Come può l’amore tramutarsi in odio? Cosa resta, alla fine del percorso di un uomo? Tristan Garcia, nel suo esordio La parte migliore degli uomini (NN Editore), esplora attraverso gli occhi della giornalista Elizabeth le vite dei suoi tre uomini: il suo amante Jean-Michel, filosofo, Dominique, attivista per i diritti omosessuali, e William, l’emblema controverso della contemporaneità.

La difficoltà maggiore nel parlare de La parte migliore degli uomini sta nella forza che questo libro emana. Come un turbine, trascina il lettore in un viaggio negli anni ’80, all’interno dell’emergente comunità gay francese. La Grande Gioia, dove amarsi era una rivoluzione, un atto politico…

L’amore è un atto politico

Cazzo, tutto era pieno di gioia. E in più, lo dicevamo, tutto era politico. […] Scopavi, ed era una questione politica. Baciavi un tizio, ed era la Rivoluzione d’ottobre. Era una cosa individuale, privata, ma dato che eravamo gay, il privato diventava pubblico […] Trombavamo, ci amavamo, anche, ed era più politico di un’assemblea.

Ricorda Dominique, raccontandosi all’amica.
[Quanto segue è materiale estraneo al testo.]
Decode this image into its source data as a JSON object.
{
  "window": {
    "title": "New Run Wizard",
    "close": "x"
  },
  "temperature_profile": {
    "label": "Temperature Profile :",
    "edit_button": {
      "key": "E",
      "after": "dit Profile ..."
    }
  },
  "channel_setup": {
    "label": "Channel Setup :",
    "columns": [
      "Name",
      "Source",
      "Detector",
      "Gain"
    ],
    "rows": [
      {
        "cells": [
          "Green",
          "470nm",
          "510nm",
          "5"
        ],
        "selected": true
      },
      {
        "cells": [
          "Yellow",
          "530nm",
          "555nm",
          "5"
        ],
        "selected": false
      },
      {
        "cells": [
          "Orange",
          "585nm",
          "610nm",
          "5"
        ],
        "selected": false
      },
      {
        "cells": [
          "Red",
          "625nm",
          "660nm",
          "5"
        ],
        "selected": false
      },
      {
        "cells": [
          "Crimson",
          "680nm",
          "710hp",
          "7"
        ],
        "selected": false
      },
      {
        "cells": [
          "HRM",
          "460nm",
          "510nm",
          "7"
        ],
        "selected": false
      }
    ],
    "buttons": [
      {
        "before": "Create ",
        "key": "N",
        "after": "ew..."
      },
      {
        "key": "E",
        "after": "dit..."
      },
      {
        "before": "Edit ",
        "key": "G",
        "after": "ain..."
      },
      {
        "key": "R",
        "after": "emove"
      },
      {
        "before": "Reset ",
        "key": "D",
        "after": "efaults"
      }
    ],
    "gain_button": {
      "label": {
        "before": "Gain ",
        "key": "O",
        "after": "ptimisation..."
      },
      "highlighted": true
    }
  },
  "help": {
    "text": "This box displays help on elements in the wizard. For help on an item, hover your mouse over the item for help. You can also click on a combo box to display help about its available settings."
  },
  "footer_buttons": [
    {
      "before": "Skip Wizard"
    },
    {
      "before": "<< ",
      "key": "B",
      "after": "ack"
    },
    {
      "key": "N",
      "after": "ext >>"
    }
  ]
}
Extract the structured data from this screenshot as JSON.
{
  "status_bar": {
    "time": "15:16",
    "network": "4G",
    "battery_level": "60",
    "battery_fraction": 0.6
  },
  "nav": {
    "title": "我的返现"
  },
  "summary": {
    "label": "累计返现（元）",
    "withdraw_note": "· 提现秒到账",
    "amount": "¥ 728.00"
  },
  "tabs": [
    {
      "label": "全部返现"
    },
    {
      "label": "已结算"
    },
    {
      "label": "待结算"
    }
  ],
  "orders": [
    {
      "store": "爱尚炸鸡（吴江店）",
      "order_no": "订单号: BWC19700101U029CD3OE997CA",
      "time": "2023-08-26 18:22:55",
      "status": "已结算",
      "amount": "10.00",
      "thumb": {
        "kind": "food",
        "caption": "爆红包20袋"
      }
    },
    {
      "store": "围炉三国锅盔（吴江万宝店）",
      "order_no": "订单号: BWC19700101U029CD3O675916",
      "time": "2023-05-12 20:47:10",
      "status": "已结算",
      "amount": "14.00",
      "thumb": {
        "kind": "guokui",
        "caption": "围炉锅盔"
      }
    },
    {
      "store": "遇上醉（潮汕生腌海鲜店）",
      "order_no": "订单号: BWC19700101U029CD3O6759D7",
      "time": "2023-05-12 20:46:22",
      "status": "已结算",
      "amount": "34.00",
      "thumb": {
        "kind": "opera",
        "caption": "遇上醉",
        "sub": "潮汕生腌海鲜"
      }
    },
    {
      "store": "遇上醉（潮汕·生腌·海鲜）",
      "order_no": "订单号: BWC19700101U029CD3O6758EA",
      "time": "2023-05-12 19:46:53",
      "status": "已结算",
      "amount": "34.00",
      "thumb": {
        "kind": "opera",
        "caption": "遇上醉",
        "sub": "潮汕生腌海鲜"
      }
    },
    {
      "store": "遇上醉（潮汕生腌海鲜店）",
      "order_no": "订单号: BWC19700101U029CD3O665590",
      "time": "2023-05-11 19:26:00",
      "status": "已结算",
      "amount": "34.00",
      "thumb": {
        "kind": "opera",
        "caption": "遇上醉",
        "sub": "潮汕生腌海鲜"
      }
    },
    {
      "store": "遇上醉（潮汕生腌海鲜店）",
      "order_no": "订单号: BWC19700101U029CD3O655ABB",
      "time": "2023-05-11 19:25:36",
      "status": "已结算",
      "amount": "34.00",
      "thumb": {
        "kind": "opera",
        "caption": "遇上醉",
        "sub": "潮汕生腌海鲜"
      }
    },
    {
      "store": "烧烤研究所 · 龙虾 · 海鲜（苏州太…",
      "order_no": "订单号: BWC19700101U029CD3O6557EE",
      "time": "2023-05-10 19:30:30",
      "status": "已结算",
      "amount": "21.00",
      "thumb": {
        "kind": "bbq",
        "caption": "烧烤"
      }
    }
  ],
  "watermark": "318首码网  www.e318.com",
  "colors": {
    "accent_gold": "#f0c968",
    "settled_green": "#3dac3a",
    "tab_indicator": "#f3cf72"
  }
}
Ma nella frenesia degli anni d’oro, ecco stendersi l’ombra dell’AIDS. Da lì, i primi movimenti, le prime lotte alla prevenzione e lo scontro crudele, tra due persone che si erano tanto amate e che si schierano su fronti opposti.

William è pronto a distruggere tutto ciò che Dominique ha costruito, partendo dalle fondamenta di Stand, il gruppo pro-prevenzione. Proponendo la diffusione dell’AIDS come uno stimolo, una roulette russa con la morte per dare un senso alla vita, attacca l’ex amante su vari fronti, desiderando solo vederlo rovinato, finito. Armato della logica schiacciante del: “Siamo tutti già morti”, William intraprende una vita sregolata, contraddittoria e ben lontana dalla ricerca di salvezza, sicurezza e incentrata sull’altruismo perbenista di Dominique.

La banderuola dei sentimenti

Nel dibattito, la presenza di Jean-Michel, ora contro, ora a favore degli elementi della diatriba, ma sempre in precario equilibrio per riallacciarsi alle proprie origini, in un curioso riconoscere il padre in sé e desiderare edipicamente di essere il padre. Banderuola nella vita politica, quanto nella privata, Jean-Michel trova costante rifugio tra le braccia di Liz, pronta ora ad accogliere, ora a confortare, mai a respingere, tutti gli uomini della sua vita.

E Liz, Elizabeth, voce narrante della storia, è anche il porto sicuro di questi uomini spaesati, immersi nella loro epoca e nei loro bisogni, in conflitto con la vita, con la morte, con l’amore e con la malattia che li affligge. Da lei tutti si recano perché sanno che non verranno respinti: Jean-Michel come amante, Dominique come amico e William come figlio.

Qual è la parte migliore degli uomini? Quella che portano con sé, o quello che lasciano di sé?

In La parte migliore degli uomini le vicende rocambolesche assumono valore di cronaca, storica ed emotiva, di una generazione che ha visto il mondo cambiare e non è riuscita a cavalcare il proprio tempo. Il sentore della fine di un’epoca è angosciante, corrosivo come la malattia che collega le vite dei personaggi, affrontata da Dominique in maniera razionale e da William con una forza distruttiva e annichilitrice.

I corpi, la loro azione prima simbolo di libertà, diventano un peso e una prigione. Il bene che viene fatto porta al male e il male conduce al bene. E la fragilità, l’umanità di questi personaggi amati dalla stessa donna, ma incapaci di ricambiare il suo affetto con lo stesso disinteresse, esplode in un cortocircuito d’emozioni.

Leggere l’esordio di Tristan Garcia è interrogarsi, pagina dopo pagina, su cos’è la vita e cosa la morte; è distruggere le proprie convinzioni, ricrearle, vederle risorgere come una fenice dalle ceneri e provare un senso di disgusto. Verso se stessi, verso l’esistenza, verso l’ingiustizia dell’amore che diviene odio e verso l’odio che conserva una parte d’amore. La parte migliore degli uomini è una centrifuga che trita e sminuzza le anime, rigurgitandole all’esterno dopo averle rese irriconoscibili. E in questo macinato di spirito, chi ha il coraggio di guardarvi dentro, potrà forse riconoscere ciò che rimarrà di sé su questa terra (azioni, parole, gesti…) o ciò che porterà con sé nell’oblio. Resta solo da chiedersi se questa è effettivamente la parte migliore di noi.